She was also worried about the strong personalities she’d have to deal with in aerospace. “I was always scared something bad would happen and these private equity guys would just kill the industry,” she says. “You really have to want to deal with that type of clientele,” she says—referring to the billionaires who currently dominate the landscape of rockets and spaceflight.
However, Dr. Pasterski still had to decide what to pursue as a career. She noticed that people she admired thought physics was interesting. “Sometimes you go into a field not just because you think it’s cool, but because the people you think are cool think it’s cool,” she said with a smile. She pursued her PhD at Harvard and joined Perimeter in 2021 after a postdoctoral fellowship at Princeton University.
The Perimeter Institute is different from many other organizations. It’s not a university or a government-run lab (which would have its own rules and regulations). Instead, it’s an independent nonprofit that focuses on research, training, and outreach for theoretical physics.
“At some universities, they’ll have really awesome string theory groups, but you would really not be the priority,” she says. “Especially when there are so many other practically relevant fields you could have—like connections to industry. People want to understand the fundamental laws of nature, but it’s not a priority.”
“At the Perimeter Institute, it’s all about theoretical physics,” she says. “You’re basically at a place where they care about the whole—the workflow, and then also interfacing with the public, and training.”
It has helped Dr.
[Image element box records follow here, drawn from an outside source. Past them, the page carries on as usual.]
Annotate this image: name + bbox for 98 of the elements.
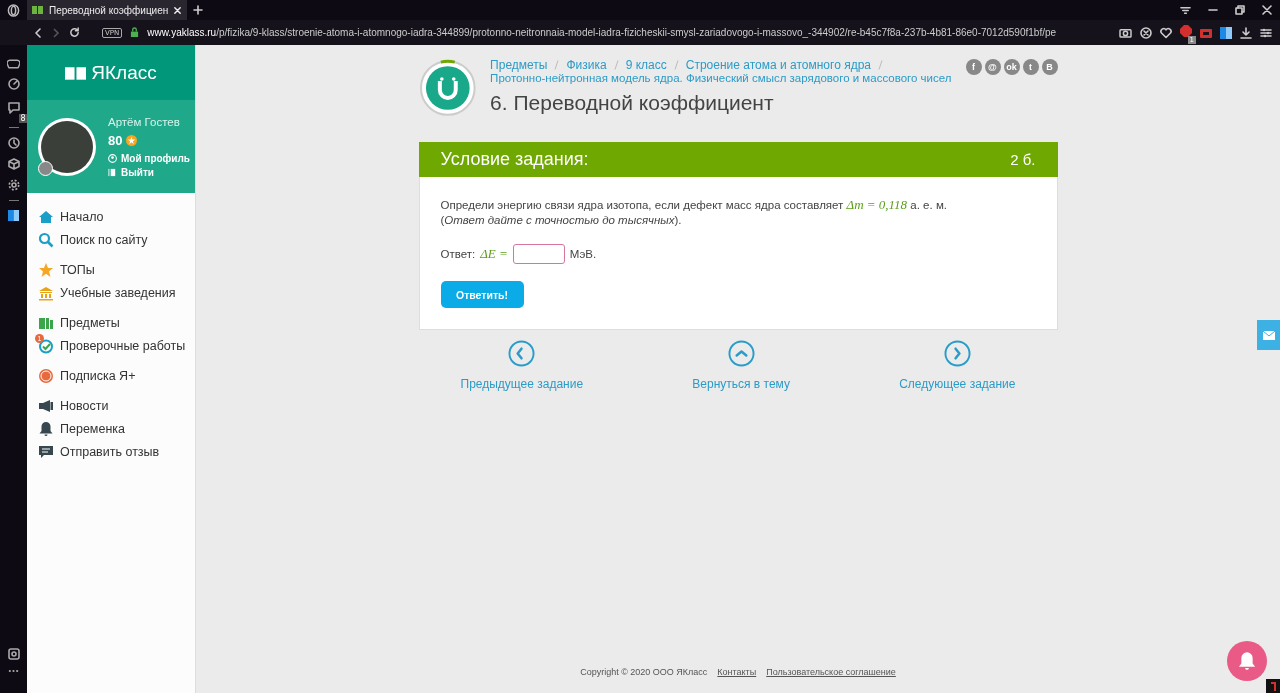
bell-icon [1237, 651, 1257, 671]
checkmark-circle-icon [38, 338, 54, 354]
menu-link[interactable]: Предметы [60, 316, 120, 330]
menu-link[interactable]: Учебные заведения [60, 286, 176, 300]
megaphone-icon [38, 398, 54, 414]
window-icon [7, 648, 20, 660]
download-icon [1240, 26, 1252, 39]
user-name[interactable]: Артём Гостев [108, 115, 191, 128]
forward-icon [51, 27, 61, 38]
social-share-button[interactable]: B [1041, 59, 1058, 75]
gamepad-icon [7, 59, 20, 69]
answer-field[interactable] [512, 244, 565, 264]
score: 80 [108, 132, 123, 148]
footer-link[interactable]: Пользовательское соглашение [766, 667, 896, 677]
bell-icon [38, 421, 54, 437]
camera-icon [1119, 27, 1132, 38]
building-icon [38, 285, 54, 301]
social-share-button[interactable]: ok [1003, 59, 1020, 75]
notification-count: 8 [19, 114, 27, 123]
back-icon [33, 27, 43, 38]
menu-link[interactable]: Переменка [60, 422, 125, 436]
book-icon [32, 5, 44, 15]
browser-tab[interactable]: Переводной коэффициен [27, 0, 188, 20]
submit-button[interactable]: Ответить! [440, 281, 524, 308]
social-share-button[interactable]: t [1022, 59, 1039, 75]
menu-link[interactable]: Поиск по сайту [60, 233, 148, 247]
translate-icon [1220, 26, 1232, 39]
lock-icon [130, 27, 140, 38]
separator-icon [673, 60, 679, 70]
separator-icon [878, 60, 883, 70]
unit-label: МэВ. [569, 248, 597, 260]
subscription-icon [38, 368, 54, 384]
menu-link[interactable]: Подписка Я+ [60, 369, 136, 383]
task-progress-icon [418, 59, 477, 117]
clock-icon [7, 137, 20, 149]
search-icon [38, 232, 54, 248]
menu-link[interactable]: Новости [60, 399, 109, 413]
speedometer-icon [7, 78, 20, 90]
door-icon [108, 167, 117, 177]
ring-logo-icon [7, 3, 20, 17]
answer-hint: (Ответ дайте с точностью до тысячных). [440, 213, 683, 228]
feedback-button[interactable] [1257, 320, 1280, 350]
cube-icon [7, 158, 20, 170]
close-icon [1261, 5, 1272, 15]
notifications-button[interactable] [1227, 641, 1267, 681]
question-text: Определи энергию связи ядра изотопа, если дефект масс ядра составляет Δm = 0,118 а. е. м. [440, 197, 948, 213]
books-icon [38, 315, 54, 331]
translate-icon [8, 210, 19, 221]
book-logo-icon [65, 65, 87, 80]
blocked-icon [1140, 26, 1152, 39]
formula: ΔE = [480, 246, 508, 262]
breadcrumb-link[interactable]: Физика [566, 58, 607, 72]
separator-icon [613, 60, 619, 70]
address-bar[interactable]: www.yaklass.ru/p/fizika/9-klass/stroenie-atoma-i-atomnogo-iadra-344899/protonno-neitronnaia-model-iadra-fizicheskii-smysl-zariadovogo-i-massovo_-344902/re-b45c7f8a-237b-4b81-86e0-7012d590f1bf/pe [147, 27, 1111, 38]
star-icon [38, 262, 54, 278]
copyright-text: Copyright © 2020 ООО ЯКласс [580, 667, 708, 677]
more-icon [8, 669, 19, 673]
site-logo[interactable]: ЯКласс [91, 61, 157, 84]
social-share-button[interactable]: f [965, 59, 982, 75]
corner-flag-icon [1266, 679, 1280, 693]
answer-label: Ответ: [440, 248, 476, 260]
breadcrumb-link[interactable]: 9 класс [625, 58, 667, 72]
breadcrumb-link[interactable]: Протонно-нейтронная модель ядра. Физический смысл зарядового и массового чисел [490, 72, 952, 85]
breadcrumb-link[interactable]: Строение атома и атомного ядра [685, 58, 871, 72]
navigation-link[interactable]: Предыдущее задание [460, 377, 584, 391]
extension-icon [1200, 26, 1212, 39]
heart-icon [1160, 26, 1172, 39]
restore-icon [1234, 5, 1245, 15]
settings-icon [7, 179, 20, 191]
reload-icon [69, 27, 80, 38]
new-tab-icon [193, 5, 204, 15]
coin-star-icon [126, 134, 138, 146]
menu-link[interactable]: Начало [60, 210, 104, 224]
navigation-link[interactable]: Вернуться в тему [692, 377, 790, 391]
separator-icon [554, 60, 560, 70]
minimize-icon [1207, 9, 1218, 11]
user-link[interactable]: Выйти [121, 166, 154, 178]
chat-icon [7, 102, 20, 114]
task-header-title: Условие задания: [440, 149, 589, 170]
home-icon [38, 209, 54, 225]
social-share-button[interactable]: @ [984, 59, 1001, 75]
tab-menu-icon [1180, 4, 1191, 16]
footer-link[interactable]: Контакты [717, 667, 757, 677]
breadcrumb-link[interactable]: Предметы [490, 58, 548, 72]
page-title: 6. Переводной коэффициент [490, 91, 775, 115]
user-link[interactable]: Мой профиль [121, 152, 191, 164]
avatar[interactable] [38, 117, 96, 176]
navigation-link[interactable]: Следующее задание [899, 377, 1016, 391]
settings-icon [1260, 26, 1272, 39]
points: 2 б. [1010, 151, 1036, 168]
menu-link[interactable]: ТОПы [60, 263, 95, 277]
close-icon [173, 5, 183, 15]
chat-icon [38, 444, 54, 460]
menu-link[interactable]: Отправить отзыв [60, 445, 160, 459]
envelope-icon [1262, 330, 1275, 340]
user-circle-icon [108, 153, 117, 163]
stop-sign-icon [1180, 25, 1192, 37]
menu-link[interactable]: Проверочные работы [60, 339, 186, 353]
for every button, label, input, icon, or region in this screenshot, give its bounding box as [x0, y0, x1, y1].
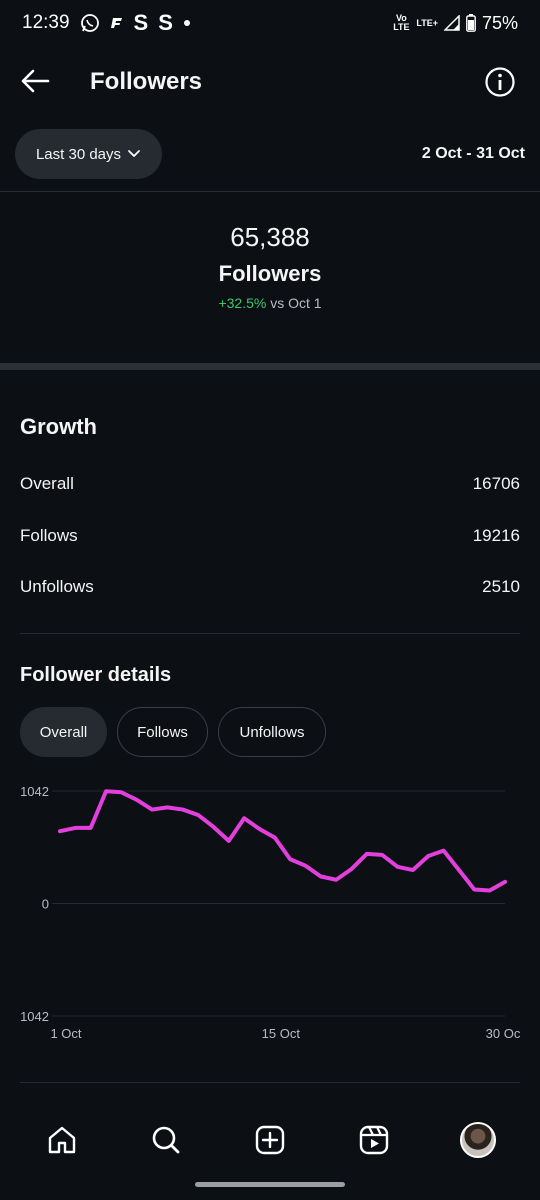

Pasterski expand the way she thinks about the universe and the questions she’s asking about celestial holography.
Practical Effects of the Celestial Holography Initiative
To Dr. Pasterski, the value of the Celestial Holography Initiative isn’t just in the physics. It’s about bringing disparate disciplines together. “That’s sometimes undervalued in our field because you always just want to do something new,” she said. “And then the problem with doing something new is that nobody understands you. You’re going to go down this rabbit hole, where only the people in your narrow framework understand the language you’re using to describe that physics.”
This gets at the beauty of the Celestial Holography Initiative at Perimeter, as well as the Simons Collaboration on Celestial Holography (a larger, more recent, international collaboration, of which Dr. Pasterski is the deputy director). The initiative allows people across different theoretical disciplines (from string theory to quantum gravity to mathematical physics) to communicate and collaborate. “You have a bunch of people who are seeing the same symmetry from different perspectives, joining forces. It’s a really natural collaboration but also super awesome because we aren’t trained in the same background,” she says.
That’s the key for Dr. Pasterski. “It gets complicated quickly trying to actually explain the physics,” she admits. “What I am into is this connection of different fields because I think that whenever you do math, that’s really what we do.”